Rich authored an extensive investigative report on the Knox trial for Rolling Stone magazine, in which he makes a compelling case that she was not only innocent, but naively helped investigators form a case built on incompetence and delusional theories that ultimately led to her conviction.
Rich says he was originally drawn to the case because of the sordid details of an orgy-murder involving two beautiful young girls, a story he calls "fascinating in a perverse way."
But he says once he investigated, he found the supposed the facts in the case were either falsehoods or complete fabrications. "The story was really about this girl who had gotten herself into trouble in part but also had been taken advantage of and manipulated by a police force and investigators who were under enormous pressure to find out who had murdered this girl."
Rich says a big part of the inaccurate portrayal of Knox was driven by the the relentless drive of the British tabloid industry, which breathlessly reported every supposedly sordid detail about the case.
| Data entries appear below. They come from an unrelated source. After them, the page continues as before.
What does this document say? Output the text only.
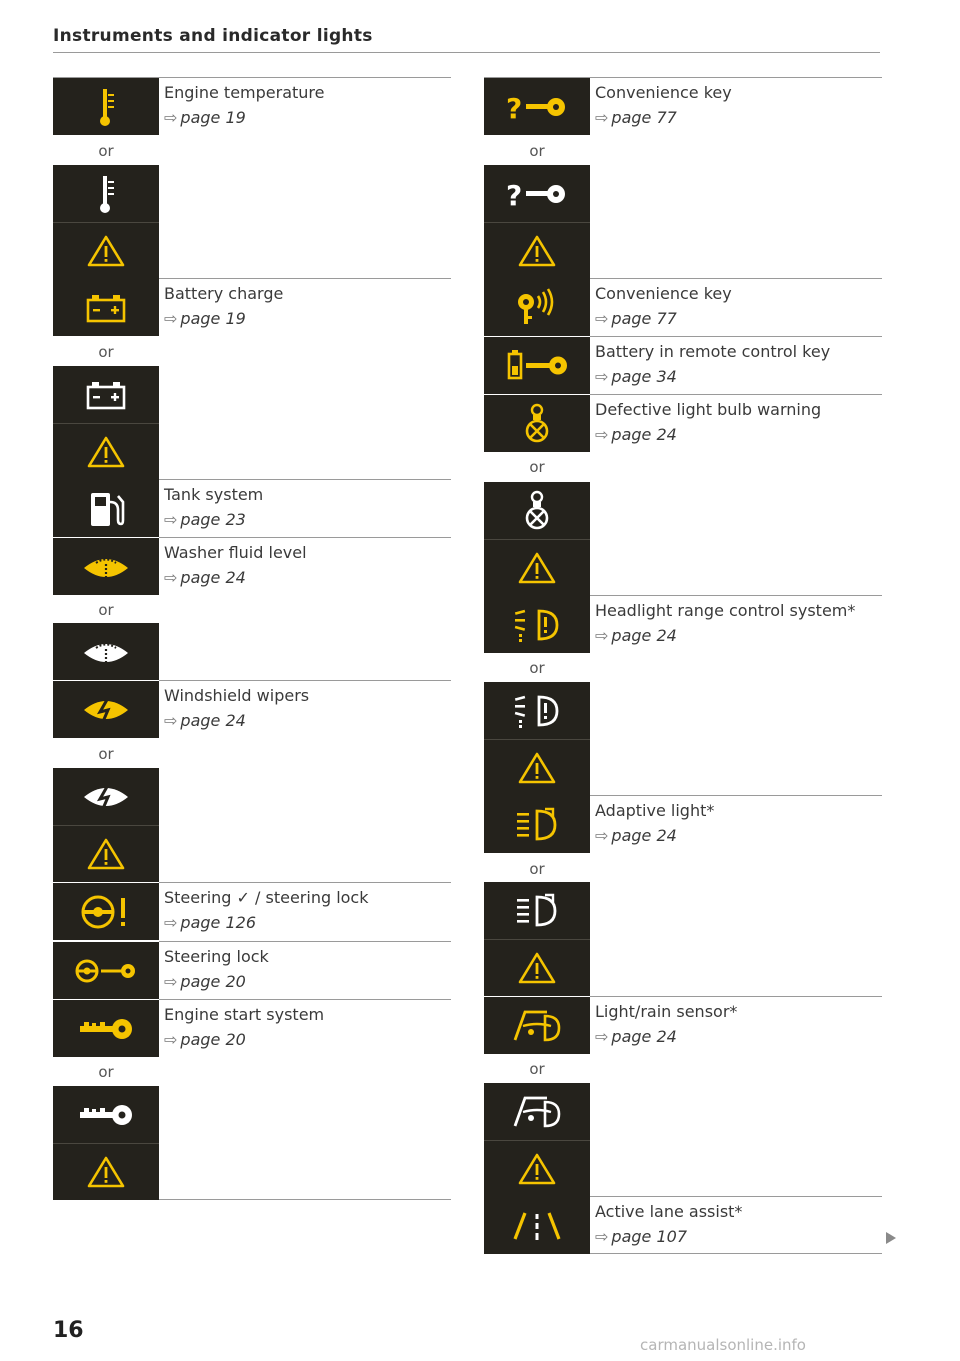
Instruments and indicator lights
or
Engine temperature
⇨ page 19
or
Battery charge
⇨ page 19
Tank system
⇨ page 23
or
Washer fluid level
⇨ page 24
or
Windshield wipers
⇨ page 24
Steering ✓ / steering lock
⇨ page 126
Steering lock
⇨ page 20
or
Engine start system
⇨ page 20
?
?
or
Convenience key
⇨ page 77
Convenience key
⇨ page 77
Battery in remote control key
⇨ page 34
or
Defective light bulb warning
⇨ page 24
or
Headlight range control system*
⇨ page 24
or
Adaptive light*
⇨ page 24
or
Light/rain sensor*
⇨ page 24
Active lane assist*
⇨ page 107
16
carmanualsonline.info
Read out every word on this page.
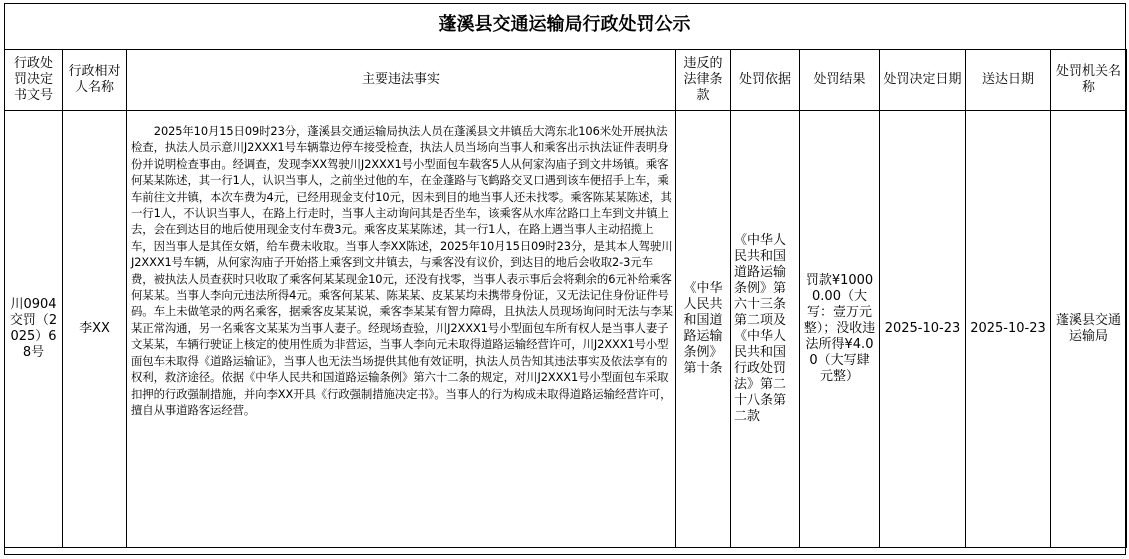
蓬溪县交通运输局行政处罚公示
行政处罚决定书文号	行政相对人名称	主要违法事实	违反的法律条款	处罚依据	处罚结果	处罚决定日期	送达日期	处罚机关名称
川0904交罚（2025）68号	李XX	2025年10月15日09时23分，蓬溪县交通运输局执法人员在蓬溪县文井镇岳大湾东北106米处开展执法检查，执法人员示意川J2XXX1号车辆靠边停车接受检查，执法人员当场向当事人和乘客出示执法证件表明身份并说明检查事由。经调查，发现李XX驾驶川J2XXX1号小型面包车载客5人从何家沟庙子到文井场镇。乘客何某某陈述，其一行1人，认识当事人，之前坐过他的车，在金蓬路与飞鹤路交叉口遇到该车便招手上车，乘车前往文井镇，本次车费为4元，已经用现金支付10元，因未到目的地当事人还未找零。乘客陈某某陈述，其一行1人，不认识当事人，在路上行走时，当事人主动询问其是否坐车，该乘客从水库岔路口上车到文井镇上去，会在到达目的地后使用现金支付车费3元。乘客皮某某陈述，其一行1人，在路上遇当事人主动招揽上车，因当事人是其侄女婿，给车费未收取。当事人李XX陈述，2025年10月15日09时23分，是其本人驾驶川J2XXX1号车辆，从何家沟庙子开始搭上乘客到文井镇去，与乘客没有议价，到达目的地后会收取2-3元车费，被执法人员查获时只收取了乘客何某某现金10元，还没有找零，当事人表示事后会将剩余的6元补给乘客何某某。当事人李向元违法所得4元。乘客何某某、陈某某、皮某某均未携带身份证，又无法记住身份证件号码。车上未做笔录的两名乘客，据乘客皮某某说，乘客李某某有智力障碍，且执法人员现场询问时无法与李某某正常沟通，另一名乘客文某某为当事人妻子。经现场查验，川J2XXX1号小型面包车所有权人是当事人妻子文某某，车辆行驶证上核定的使用性质为非营运，当事人李向元未取得道路运输经营许可，川J2XXX1号小型面包车未取得《道路运输证》，当事人也无法当场提供其他有效证明，执法人员告知其违法事实及依法享有的权利，救济途径。依据《中华人民共和国道路运输条例》第六十二条的规定，对川J2XXX1号小型面包车采取扣押的行政强制措施，并向李XX开具《行政强制措施决定书》。当事人的行为构成未取得道路运输经营许可，擅自从事道路客运经营。	《中华人民共和国道路运输条例》第十条	《中华人民共和国道路运输条例》第六十三条第二项及《中华人民共和国行政处罚法》第二十八条第二款	罚款¥10000.00（大写：壹万元整）；没收违法所得¥4.00（大写肆元整）	2025-10-23	2025-10-23	蓬溪县交通运输局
Some of the information came from leaks by prosecutors. Some was outright fiction.
Rich says he spoke with one tabloid writer published regularly in the biggest British papers who admitted to regularly writing false information.
Knox en route to the Rome Airport following her acquittal (AP photo)
The writers are mostly freelancers who depend on getting published to make their money. "They have to pitch a story everyday. They more sensational it is the more money you can hope to get for it and you auction it off for the various tabloids," Rich says.
He says the example that first got him interested in the case was the discrepancy about a bathroom in the house Knox and Kircher shared.
Photos of what appeared to be a blood splattered scene were plastered all over the British papers. Amanda had told police she saw just a few droplets, so she was widely portrayed as a liar.
"How could this girl have gone into the bathroom and not seen blood?" wondered Rich.
It didn't take him long to determine the supposed blood was actually a chemical substance used to expose minute drops of blood during an investigation, much like the powder used to reveal fingerprints. The chemical turns pink after exposure to the air, and was slathered all over the bathroom.
"She's a tragic figure to me and the attempts to describe her as this manipulative she-devil mastermind became almost comical when considering how pitifully naive she was when it came to the real world," Rich says.